To address insufficient exploitation of frequency-domain and spatial-domain information, as well as limited cross-scale feature interaction in low-light image enhancement (LLIE), this paper proposes a two-stage frequency-spatial collaborative network: the first stage restores global brightness, while the second reconstructs local details. We introduce a novel frequency-spatial interaction module—the first to enable bidirectional feature mapping between the Fourier and spatial domains—and incorporate cross-stage, cross-scale information exchange to jointly optimize amplitude and phase recovery. Our method achieves significant PSNR/SSIM improvements on benchmarks including LOL-Real and LSRW-Huawei, while maintaining efficient inference. The core contribution lies in establishing a learnable, bidirectional frequency-spatial interaction paradigm that simultaneously balances enhancement quality, structural fidelity, and computational efficiency.

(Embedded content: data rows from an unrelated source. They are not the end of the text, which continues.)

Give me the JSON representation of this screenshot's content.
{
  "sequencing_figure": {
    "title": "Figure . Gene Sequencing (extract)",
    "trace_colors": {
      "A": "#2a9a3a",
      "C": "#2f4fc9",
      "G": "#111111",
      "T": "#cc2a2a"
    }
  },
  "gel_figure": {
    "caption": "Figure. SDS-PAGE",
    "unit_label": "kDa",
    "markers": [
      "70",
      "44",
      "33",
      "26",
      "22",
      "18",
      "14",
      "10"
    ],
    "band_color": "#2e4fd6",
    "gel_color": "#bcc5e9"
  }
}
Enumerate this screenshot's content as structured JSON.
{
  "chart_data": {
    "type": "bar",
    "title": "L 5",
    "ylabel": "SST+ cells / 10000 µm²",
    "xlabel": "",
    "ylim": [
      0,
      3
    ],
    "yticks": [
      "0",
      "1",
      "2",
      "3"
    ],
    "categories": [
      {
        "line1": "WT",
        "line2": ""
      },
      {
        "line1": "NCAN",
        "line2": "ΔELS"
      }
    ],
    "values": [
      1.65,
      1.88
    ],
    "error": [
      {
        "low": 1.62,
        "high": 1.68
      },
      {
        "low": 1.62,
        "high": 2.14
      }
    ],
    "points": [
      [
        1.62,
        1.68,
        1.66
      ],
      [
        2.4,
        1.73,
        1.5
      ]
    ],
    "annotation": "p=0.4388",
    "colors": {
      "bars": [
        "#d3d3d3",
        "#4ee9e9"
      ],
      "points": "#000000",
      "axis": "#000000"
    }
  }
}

Low-light image enhancement (LLIE) aims at improving the perception or interpretability of an image captured in an environment with poor illumination. With the advent of deep learning, the LLIE technique has achieved significant breakthroughs. However, existing LLIE methods either ignore the important role of frequency domain information or fail to effectively promote the propagation and flow of information, limiting the LLIE performance. In this paper, we develop a novel frequency-spatial interaction-driven network (FSIDNet) for LLIE based on two-stage architecture. To be specific, the first stage is designed to restore the amplitude of low-light images to improve the lightness, and the second stage devotes to restore phase information to refine fine-grained structures. Considering that Frequency domain and spatial domain information are complementary and both favorable for LLIE, we further develop two frequency-spatial interaction blocks which mutually amalgamate the complementary spatial and frequency information to enhance the capability of the model. In addition, we construct the Information Exchange Module (IEM) to associate two stages by adequately incorporating cross-stage and cross-scale features to effectively promote the propagation and flow of information in the two-stage network structure. Finally, we conduct experiments on several widely used benchmark datasets (i.e., LOL-Real, LSRW-Huawei, etc.), which demonstrate that our method achieves the excellent performance in terms of visual results and quantitative metrics while preserving good model efficiency.